In conjunction with its release, Vulture ran an expansive, intimate interview between Apple and reporter Rachel Handler (who, full disclosure, is also a friend of mine), full of nuggets of searing wisdom and reflection.
Apple talks about finally getting to control the process of making her album:
“Making my first album, [I would go to the studio] from 1 p.m. to 9 p.m. every day. While everybody else put together the arrangements, [I was] just sitting there being like, ‘When do I sing? When do I sing?’ The difference between [then and now], me being like, ‘Oh, I think I’d like to play that thing on this. Okay, I can go do that right now.’ It makes me feel like I wasn’t ever given a chance to be a musician before. Because you’d have to do everything in the studio, and I’m not good at doing things in front of people under pressure.”
She also recalled being cast as “the other woman” in relationships and feeling bad about it, in retrospect:
“One thing I think I didn’t look at enough, when it comes to myself, is why I ever participated in a flirtation or even started a physical relationship with someone, when I knew they had a girlfriend. I think about it now, and both times I was privately in awe of the other woman — so was I trying to somehow put myself in the same category with her? Was I intimidated by them and I used the easiest avenue to assert my equal worth? Was I really asserting that I am only worth being a secret or that I believed deep down that it is somehow more exciting to be a secret? In both cases, I felt a boost in my ego at first.
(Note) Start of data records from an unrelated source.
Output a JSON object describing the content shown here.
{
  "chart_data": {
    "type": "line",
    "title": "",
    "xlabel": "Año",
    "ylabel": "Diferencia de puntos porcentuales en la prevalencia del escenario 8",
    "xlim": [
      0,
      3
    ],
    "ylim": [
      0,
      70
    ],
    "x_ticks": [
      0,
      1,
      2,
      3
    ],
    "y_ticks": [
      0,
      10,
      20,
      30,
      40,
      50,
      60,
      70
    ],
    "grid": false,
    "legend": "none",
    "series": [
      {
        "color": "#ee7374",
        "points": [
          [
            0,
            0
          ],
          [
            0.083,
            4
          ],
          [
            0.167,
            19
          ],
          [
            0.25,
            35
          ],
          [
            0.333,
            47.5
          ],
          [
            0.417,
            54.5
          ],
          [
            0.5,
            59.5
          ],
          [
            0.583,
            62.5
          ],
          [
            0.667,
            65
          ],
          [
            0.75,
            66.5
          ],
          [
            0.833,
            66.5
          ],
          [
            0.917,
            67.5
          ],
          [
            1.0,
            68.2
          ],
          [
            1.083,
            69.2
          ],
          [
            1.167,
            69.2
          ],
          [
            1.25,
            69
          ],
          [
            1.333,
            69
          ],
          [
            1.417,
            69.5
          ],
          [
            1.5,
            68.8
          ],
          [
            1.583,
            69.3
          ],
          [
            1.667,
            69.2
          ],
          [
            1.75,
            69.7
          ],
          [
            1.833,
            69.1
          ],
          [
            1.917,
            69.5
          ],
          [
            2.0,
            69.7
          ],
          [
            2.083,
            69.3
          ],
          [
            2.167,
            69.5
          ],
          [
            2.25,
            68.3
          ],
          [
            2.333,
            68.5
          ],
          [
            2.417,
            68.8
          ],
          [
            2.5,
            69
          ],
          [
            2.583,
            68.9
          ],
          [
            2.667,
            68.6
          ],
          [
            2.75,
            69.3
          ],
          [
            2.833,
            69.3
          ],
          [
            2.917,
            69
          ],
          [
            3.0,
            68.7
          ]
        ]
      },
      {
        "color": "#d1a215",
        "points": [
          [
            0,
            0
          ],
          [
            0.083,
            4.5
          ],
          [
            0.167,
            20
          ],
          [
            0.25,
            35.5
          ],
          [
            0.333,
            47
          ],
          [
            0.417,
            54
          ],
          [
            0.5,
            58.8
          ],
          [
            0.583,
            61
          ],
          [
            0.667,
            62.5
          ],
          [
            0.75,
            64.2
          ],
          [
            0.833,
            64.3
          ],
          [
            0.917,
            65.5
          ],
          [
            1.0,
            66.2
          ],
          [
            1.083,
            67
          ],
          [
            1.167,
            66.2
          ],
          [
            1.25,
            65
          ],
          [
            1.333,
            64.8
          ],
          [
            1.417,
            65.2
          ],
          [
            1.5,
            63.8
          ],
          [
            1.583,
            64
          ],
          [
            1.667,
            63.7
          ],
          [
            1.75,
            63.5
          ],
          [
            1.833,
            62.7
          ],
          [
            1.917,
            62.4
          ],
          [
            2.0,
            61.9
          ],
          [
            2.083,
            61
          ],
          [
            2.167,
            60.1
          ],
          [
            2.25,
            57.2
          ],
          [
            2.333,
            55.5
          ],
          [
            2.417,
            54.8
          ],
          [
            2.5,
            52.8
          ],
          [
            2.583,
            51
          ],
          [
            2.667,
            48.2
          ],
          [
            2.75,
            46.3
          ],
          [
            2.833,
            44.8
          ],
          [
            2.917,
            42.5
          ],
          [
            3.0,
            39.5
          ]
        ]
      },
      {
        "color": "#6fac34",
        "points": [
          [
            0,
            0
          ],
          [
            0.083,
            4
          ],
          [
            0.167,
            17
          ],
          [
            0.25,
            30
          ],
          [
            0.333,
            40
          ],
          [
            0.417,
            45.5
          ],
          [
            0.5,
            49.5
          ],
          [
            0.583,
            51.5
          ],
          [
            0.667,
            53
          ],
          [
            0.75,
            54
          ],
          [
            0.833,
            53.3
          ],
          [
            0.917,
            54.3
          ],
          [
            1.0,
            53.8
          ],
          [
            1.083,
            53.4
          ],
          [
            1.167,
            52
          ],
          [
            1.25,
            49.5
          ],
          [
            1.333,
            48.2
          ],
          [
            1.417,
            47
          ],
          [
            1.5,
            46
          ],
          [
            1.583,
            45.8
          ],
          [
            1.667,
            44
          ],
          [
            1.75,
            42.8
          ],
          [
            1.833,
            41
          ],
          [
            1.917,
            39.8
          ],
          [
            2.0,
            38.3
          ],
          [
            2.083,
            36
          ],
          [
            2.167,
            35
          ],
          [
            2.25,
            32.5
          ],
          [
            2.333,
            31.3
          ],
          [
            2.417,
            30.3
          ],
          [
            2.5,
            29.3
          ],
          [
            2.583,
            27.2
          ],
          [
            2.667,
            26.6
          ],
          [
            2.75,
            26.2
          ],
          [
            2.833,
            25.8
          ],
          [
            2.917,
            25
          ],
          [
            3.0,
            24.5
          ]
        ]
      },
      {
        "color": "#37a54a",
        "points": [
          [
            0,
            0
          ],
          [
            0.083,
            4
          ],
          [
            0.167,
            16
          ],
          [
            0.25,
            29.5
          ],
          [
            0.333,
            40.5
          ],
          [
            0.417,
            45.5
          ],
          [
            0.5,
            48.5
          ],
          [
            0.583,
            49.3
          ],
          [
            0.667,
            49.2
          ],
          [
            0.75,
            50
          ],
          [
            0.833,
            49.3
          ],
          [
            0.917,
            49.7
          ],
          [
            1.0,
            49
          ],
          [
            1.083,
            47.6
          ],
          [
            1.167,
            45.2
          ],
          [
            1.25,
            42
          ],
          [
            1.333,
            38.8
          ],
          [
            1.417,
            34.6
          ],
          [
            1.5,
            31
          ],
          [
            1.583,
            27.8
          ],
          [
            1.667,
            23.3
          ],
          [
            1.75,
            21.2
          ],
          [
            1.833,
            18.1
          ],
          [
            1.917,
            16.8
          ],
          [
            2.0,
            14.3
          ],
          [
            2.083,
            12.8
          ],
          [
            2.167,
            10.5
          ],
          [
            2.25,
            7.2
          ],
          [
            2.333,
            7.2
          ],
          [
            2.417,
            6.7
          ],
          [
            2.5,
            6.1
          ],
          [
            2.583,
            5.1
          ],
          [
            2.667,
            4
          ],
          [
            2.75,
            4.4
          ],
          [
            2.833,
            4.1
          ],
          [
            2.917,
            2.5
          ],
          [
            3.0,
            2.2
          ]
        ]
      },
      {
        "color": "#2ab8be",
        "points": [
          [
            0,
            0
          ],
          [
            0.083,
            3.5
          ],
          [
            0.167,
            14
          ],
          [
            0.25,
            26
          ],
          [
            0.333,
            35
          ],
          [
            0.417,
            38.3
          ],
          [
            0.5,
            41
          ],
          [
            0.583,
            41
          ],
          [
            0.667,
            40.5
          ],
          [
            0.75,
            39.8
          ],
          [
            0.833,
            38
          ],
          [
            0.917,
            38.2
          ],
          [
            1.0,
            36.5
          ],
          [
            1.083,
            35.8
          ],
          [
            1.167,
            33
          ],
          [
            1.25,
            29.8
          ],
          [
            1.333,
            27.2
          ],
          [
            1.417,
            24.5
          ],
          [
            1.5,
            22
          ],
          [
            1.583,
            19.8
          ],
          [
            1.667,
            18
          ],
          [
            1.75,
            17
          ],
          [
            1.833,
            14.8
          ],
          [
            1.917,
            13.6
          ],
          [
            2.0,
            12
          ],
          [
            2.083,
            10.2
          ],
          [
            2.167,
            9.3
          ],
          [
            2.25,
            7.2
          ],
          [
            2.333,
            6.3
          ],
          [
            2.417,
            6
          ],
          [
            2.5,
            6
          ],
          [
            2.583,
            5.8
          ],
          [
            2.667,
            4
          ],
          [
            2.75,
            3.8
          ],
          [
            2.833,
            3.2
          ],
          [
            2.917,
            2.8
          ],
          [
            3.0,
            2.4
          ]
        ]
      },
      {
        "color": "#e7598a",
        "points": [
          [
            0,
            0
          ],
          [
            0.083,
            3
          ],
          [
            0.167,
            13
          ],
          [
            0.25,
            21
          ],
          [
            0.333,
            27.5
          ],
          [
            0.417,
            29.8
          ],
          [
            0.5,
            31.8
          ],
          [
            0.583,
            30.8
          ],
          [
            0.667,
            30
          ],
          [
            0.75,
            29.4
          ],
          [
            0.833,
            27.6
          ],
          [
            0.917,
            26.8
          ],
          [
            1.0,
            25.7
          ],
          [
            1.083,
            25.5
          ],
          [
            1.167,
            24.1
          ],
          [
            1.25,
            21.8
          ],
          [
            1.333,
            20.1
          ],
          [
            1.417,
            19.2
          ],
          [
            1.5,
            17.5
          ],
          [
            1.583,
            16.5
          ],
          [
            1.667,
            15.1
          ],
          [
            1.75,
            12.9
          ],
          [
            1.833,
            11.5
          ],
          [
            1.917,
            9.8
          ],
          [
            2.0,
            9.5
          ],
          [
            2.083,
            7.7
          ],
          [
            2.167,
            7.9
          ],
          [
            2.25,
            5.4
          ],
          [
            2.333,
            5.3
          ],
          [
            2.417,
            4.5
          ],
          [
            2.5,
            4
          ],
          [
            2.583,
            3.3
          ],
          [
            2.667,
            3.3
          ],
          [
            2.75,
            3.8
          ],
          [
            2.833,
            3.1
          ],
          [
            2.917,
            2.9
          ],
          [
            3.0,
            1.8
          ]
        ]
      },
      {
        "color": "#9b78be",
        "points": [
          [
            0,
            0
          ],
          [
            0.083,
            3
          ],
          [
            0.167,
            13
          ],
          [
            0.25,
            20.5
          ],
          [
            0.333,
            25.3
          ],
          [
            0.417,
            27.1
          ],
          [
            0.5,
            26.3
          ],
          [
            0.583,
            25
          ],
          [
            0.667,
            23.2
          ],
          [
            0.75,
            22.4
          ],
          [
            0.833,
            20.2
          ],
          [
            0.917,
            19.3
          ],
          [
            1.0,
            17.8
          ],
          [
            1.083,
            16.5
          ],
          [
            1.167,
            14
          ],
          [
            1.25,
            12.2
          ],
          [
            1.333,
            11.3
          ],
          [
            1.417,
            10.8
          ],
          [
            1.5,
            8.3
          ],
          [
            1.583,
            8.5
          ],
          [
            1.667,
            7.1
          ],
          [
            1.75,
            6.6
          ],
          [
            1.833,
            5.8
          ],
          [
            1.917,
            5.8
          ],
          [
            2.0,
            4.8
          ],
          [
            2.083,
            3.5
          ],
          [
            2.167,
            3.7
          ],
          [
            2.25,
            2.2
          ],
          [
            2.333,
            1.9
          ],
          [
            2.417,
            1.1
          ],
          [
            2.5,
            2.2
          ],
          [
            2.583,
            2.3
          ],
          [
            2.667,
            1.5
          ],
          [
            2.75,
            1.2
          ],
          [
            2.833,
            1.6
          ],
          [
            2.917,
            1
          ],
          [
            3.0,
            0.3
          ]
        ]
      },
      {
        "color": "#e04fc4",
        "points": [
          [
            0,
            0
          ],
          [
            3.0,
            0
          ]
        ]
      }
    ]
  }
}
But I’ve never stopped being disgusted by the memories, and I wonder if that’s because I never apologized to the women.”
And she talked about the allegations against her ex-boyfriend Louis C.K., his public reactions, and the behavior he’s essentially perpetuating among men:
“I know he’s got such a great brain and he understands why he did that shit. I feel robbed that he’s not giving us what he thinks about that. And the fact that he’s complaining about the money he lost, and that tired joke of, ‘Hey, how’s everybody’s 2020? Did everybody have a great year?’ That was a bad joke when it was done the first time, but it’s not even a joke. The one thing I will say about that situation is that the women he harassed continue to be harassed by his little bros. By the little Louis bros. Fuck you, Louis bros. And fuck him for not even just acknowledging that. And for the record, he didn’t apologize.”
Ever since she resurfaced, Apple has emphasized the importance of wrestling back her narrative, which, she tells Vulture, was too often defined by scores of male interviewers and critics who objectified and minimized her artistry. “It’s not so important to me what happens because of this album, it is important to me the way I handle how I’m presented,” she says. “In the past, so much stuff would happen that just wasn’t me. Which is excruciating, if the whole reason you were doing anything was to be understood in the first place, you know?”